El Gobierno desconoce el uso que las autonomías hacen del dinero para la dependencia

La mi­nistra de Educación, Política Social y Deporte, Mercedes Cabrera, anun­ciaba en el Congreso de los Diputados que va a ade­lantar la pri­mera eva­lua­ción del desa­rrollo de la Ley de Dependencia con un diag­nós­tico de la si­tua­ción ac­tual, ante su “compleja apli­ca­ción”, a pesar de que la norma prevé que este aná­lisis se realice trans­cu­rridos los tres años de vi­gen­cia. El Ejecutivo ha dado un plazo de seis meses a las co­mu­ni­dades para que aclaren qué tipo de ayuda están re­ci­biendo los ciu­da­danos re­gis­trados en el or­de­nador cen­tral del sis­tema de de­pen­den­cia. Algunas co­mu­ni­da­des, como Madrid o Castilla y León, Murcia o Galicia, o no tienen una sola ayuda es­pe­ci­fi­cada o apenas unas po­cas.

La ministra señalaba en una reciente intervención en el Congreso de los Diputados, que la Ley de Dependencia se sitúa en el "principio de un proceso largo" y "resulta prematuro avanzar valoraciones",

Por eso, la ministra se ha comprometido a adelantar a 2008 la evaluación del sistema de dependencia prevista por la ley para el año que viene, pero no se sabe si lo aprobado es una ayuda económica para el cuidador familiar o una plaza en un hospital o residencia geriátrica.

En las comunidades, sin embargo, le echan la culpa al sistema informático, que dicen que no funciona y a pesar de las reuniones mantenidas al respecto, esto no ha sido posible todavía. El resultado es una catástrofe desoladora para quienes aspiran a una de estas ayudas.

La sensación general, recogida por diversos estudios realizados por las centrales sindicales es que la aplicación y el desarrollo de la Ley de Dependencia son tan desastrosos que existe una sensación de frustración entre quienes esperaban recibir las ayudas.

Los datos aportados por el sindicato Comisiones Obreras, muestran que aunque la ley prevé que los beneficiarios deberían recibir prioritariamente acceso a servicios de atención y cuidados concretos (como residencias o centros de día), Cataluña y Valencia tienen prioridades diferentes.

En Cataluña, la cuantía que el Estado central destina a financiar pagas a los beneficiarios o sus familias (14,4 millones de euros) es superior a la que se dedica a cubrir las ayudas en forma de plazas residenciales u otras prestación en especie (10,6 millones de euros). Si a estas partidas se suma la aportación que realiza esta comunidad a sufragar prestaciones en vez de servicios, el resultado es que por cada euro que se destina a la inversión de servicios de atención a los enfermos, 1,7 euros se consumen como 'cheques' extendidos a los enfermos.

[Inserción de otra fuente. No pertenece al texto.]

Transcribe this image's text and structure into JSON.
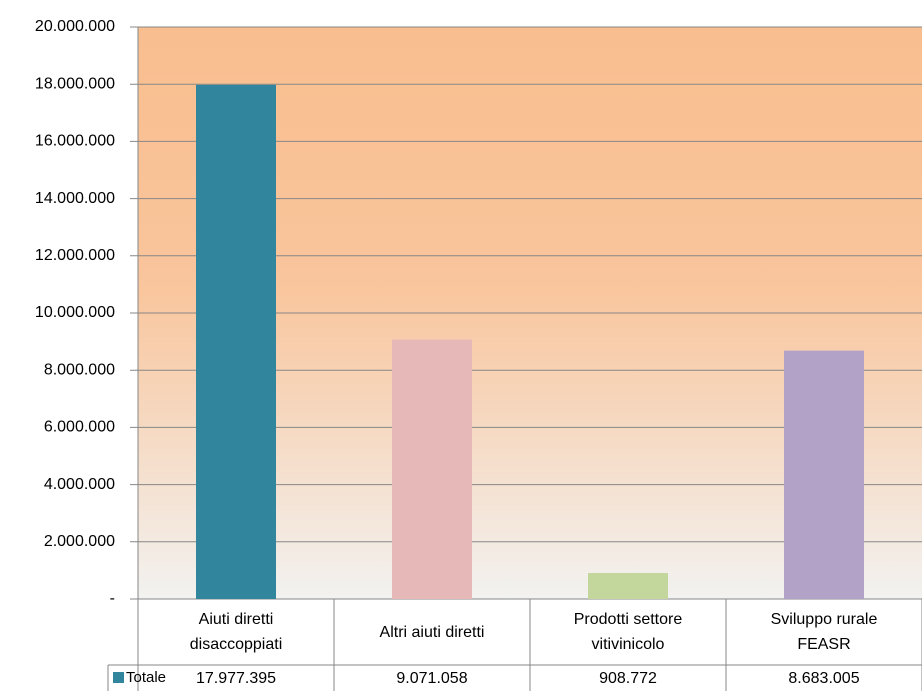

Una situación similar ha comenzado a darse en Valencia, donde se dedica casi la misma cantidad a financiar servicios y pagas directas a los beneficiarios de la Ley (27,7 millones  y 20,8 millones, respectivamente).

El retraso en la aplicación de la Ley de Dependencia, aprobada hace casi año y medio, está teniendo consecuencias en los niveles de ocupación de las residencias de tercera edad. El apagón informativo afecta a la creación de plazas nuevas en los servicios de atención. Andalucía, Castilla-La Mancha y Valencia son las comunidades que se comprometieron a crear un mayor número de plazas nuevas para grandes dependientes en residencias y centros de día mediante los convenios firmados con el Estado en 2007 para financiar el Sistema de Dependencia.

Las autonomías convinieron crear a través de estos convenios 16.300 nuevas plazas, además de las que añadan Navarra y País Vasco, cuyos convenios no disgregan la partida destinada a infraestructuras sino que sólo mencionan el montante global de la financiación del Sistema de Dependencia, detalla el estudio del sindicato.

El convenio, andaluz, que es la región con mayor número de dependientes (más de 34.019) se dispondrá 3.206 plazas públicas nuevas -tanto titularidad de la autonomía como de las administraciones locales- o concertadas. Castilla-La Mancha prevé crear 2.336, la Comunidad Valenciana, 2.028, Cataluña 1.811 plazas y Galicia 1.398.

La claridad  en los datos sobre inversiones y aportaciones de la Ley de Dependencia son fundamentales, no sólo para mejorar el sistema y la atención a los afectados y sus familias, sino también con vistas a la elaboración de las grandes cifras y de los correctores presupuestarios del futuro sistema de financiación económica, que actualmente se encuentra en proceso de negociación.